El Libro de los Salmos es canónico en el judaísmo (Ketuvim) y el cristianismo (Antiguo Testamento), con su autoridad confirmada por manuscritos antiguos (Qumrán), el Nuevo Testamento y concilios (Hipona, Cartago). La Iglesia Ortodoxa Etíope Tewahedo, sin embargo, tiene un canon más amplio que incluye el Salmo 151 como parte integrante del Salterio, aceptado como Santa Escritura también por las tradiciones Ortodoxa, Siríaca y Armenia, demostrando la diversidad histórica de los cánones bíblicos.
Salmos
Capítulo 94
Oh Jehová, Dios de las venganzas, Dios de las venganzas, muéstrate.
Engrandécete, oh Juez de la tierra; Da el pago a los soberbios.
¿Hasta cuándo los impíos, Oh Jehová, hasta cuándo los impíos triunfarán?
¿Hasta cuándo hablarán, proferirán palabras duras, Y se enorgullecerán todos los que hacen iniquidad?
A tu pueblo, oh Jehová, quebrantan, Y a tu heredad afligen.
A la viuda y al extranjero matan, Y a los huérfanos quitan la vida.
Y dicen: No verá JAH, Ni considerará el Dios de Jacob.
Entended, necios del pueblo; Y vosotros, insensatos, ¿cuándo seréis sabios?

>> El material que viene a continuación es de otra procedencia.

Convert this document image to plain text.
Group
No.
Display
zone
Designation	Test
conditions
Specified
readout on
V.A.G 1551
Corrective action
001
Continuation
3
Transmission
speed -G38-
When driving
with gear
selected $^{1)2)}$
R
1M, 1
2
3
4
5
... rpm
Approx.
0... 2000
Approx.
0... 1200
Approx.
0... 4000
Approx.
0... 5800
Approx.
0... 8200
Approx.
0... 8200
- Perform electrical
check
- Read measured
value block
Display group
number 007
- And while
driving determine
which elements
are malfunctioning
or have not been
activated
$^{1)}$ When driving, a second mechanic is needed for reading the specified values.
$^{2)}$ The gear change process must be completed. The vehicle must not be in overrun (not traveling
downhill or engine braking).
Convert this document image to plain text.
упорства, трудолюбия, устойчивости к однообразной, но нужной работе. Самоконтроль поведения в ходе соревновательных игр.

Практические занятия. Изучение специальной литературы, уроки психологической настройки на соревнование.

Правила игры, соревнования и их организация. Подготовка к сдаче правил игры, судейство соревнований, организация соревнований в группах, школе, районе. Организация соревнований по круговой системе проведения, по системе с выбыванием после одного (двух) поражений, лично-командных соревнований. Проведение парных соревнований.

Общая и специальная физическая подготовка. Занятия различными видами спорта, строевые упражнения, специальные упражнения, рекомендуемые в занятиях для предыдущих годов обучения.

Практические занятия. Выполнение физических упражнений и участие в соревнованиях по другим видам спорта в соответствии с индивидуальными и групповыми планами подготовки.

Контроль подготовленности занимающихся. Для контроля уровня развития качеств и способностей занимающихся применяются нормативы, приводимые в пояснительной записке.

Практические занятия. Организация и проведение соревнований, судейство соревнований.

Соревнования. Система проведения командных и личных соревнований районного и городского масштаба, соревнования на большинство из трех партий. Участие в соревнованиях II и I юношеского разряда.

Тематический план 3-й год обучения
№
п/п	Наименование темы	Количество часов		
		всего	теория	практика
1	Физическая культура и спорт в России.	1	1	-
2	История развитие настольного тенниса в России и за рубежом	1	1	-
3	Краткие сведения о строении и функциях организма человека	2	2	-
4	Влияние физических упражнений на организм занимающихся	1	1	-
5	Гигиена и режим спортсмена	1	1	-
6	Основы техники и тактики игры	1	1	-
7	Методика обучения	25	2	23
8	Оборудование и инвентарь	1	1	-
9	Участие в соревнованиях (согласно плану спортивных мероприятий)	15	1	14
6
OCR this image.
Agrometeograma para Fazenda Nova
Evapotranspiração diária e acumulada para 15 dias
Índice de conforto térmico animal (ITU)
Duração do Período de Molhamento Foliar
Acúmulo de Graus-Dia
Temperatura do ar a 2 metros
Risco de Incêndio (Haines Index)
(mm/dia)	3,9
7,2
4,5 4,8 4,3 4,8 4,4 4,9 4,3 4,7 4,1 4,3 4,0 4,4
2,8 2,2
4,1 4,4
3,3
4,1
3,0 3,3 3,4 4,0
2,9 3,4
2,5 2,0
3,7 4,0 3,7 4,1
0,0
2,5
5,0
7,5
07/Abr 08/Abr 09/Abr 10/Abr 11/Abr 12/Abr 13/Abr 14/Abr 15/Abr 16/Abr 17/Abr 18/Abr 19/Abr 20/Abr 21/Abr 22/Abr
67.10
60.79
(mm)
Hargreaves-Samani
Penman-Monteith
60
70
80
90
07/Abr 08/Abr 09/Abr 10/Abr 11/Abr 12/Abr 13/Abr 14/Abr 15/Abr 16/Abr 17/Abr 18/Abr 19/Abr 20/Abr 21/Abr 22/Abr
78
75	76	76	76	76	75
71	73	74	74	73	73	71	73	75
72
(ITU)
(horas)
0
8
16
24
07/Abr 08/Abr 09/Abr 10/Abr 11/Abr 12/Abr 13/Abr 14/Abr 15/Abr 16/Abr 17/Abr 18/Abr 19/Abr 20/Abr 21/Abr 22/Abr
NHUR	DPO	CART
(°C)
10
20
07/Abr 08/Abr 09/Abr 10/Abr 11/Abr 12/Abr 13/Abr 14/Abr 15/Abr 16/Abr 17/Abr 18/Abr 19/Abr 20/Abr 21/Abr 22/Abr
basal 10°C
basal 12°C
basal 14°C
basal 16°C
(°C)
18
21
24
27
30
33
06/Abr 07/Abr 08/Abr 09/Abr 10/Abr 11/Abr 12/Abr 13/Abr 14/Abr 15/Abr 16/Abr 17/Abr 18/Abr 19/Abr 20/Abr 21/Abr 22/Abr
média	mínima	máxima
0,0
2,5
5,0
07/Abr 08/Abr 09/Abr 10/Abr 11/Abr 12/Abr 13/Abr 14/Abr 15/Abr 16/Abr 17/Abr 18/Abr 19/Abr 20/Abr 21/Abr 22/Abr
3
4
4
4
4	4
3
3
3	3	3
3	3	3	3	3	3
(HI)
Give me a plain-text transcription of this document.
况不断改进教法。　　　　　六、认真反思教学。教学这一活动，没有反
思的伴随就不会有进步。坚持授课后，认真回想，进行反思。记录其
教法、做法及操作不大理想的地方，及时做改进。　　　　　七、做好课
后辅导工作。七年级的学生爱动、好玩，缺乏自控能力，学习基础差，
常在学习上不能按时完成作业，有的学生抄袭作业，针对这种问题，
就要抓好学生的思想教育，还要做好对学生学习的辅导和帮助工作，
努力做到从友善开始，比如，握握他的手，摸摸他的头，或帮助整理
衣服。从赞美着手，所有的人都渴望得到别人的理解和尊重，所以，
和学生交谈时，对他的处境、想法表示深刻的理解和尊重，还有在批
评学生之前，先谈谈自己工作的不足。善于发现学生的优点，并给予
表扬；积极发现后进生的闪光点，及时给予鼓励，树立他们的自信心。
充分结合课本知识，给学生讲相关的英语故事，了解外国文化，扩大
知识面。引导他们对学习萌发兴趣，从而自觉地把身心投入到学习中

¿El que hizo el oído, no oirá? ¿El que formó el ojo, no verá?
¿El que castiga a las naciones, no reprenderá? ¿El que enseña la sabiduría a los hombres,
Jehová conoce los pensamientos de los hombres, Que son vanidad.
Bienaventurado el hombre a quien tú, JAH, corriges, Y en tu ley lo instruyes,
Para que tengas quietud en los días de aflicción, Mientras se cava una fosa para el impío.
Porque no abandonará Jehová a su pueblo, Ni desamparará su heredad.
Sino que el juicio volverá a la justicia, Y en pos de ella irán todos los rectos de corazón.
¿Quién se levantará por mí contra los malignos? ¿Quién estará por mí contra los que obran iniquidad?
Si no me ayudara Jehová, Pronto habitaría mi alma en el silencio.
Cuando yo decía: Mi pie resbala; Tu misericordia, oh Jehová, me sustentaba.
En la multitud de mis pensamientos íntimos, Tus consolaciones alegraban mi alma.
¿Se juntará contigo el trono de iniquidades, Que hace agravio por medio de la ley?
Se juntan contra la vida del justo, Y condenan la sangre inocente.
Mas Jehová me ha sido por refugio, Y mi Dios por roca de mi confianza.
Él hará volver sobre ellos su iniquidad, Y los destruirá en su maldad; Los destruirá Jehová nuestro Dios.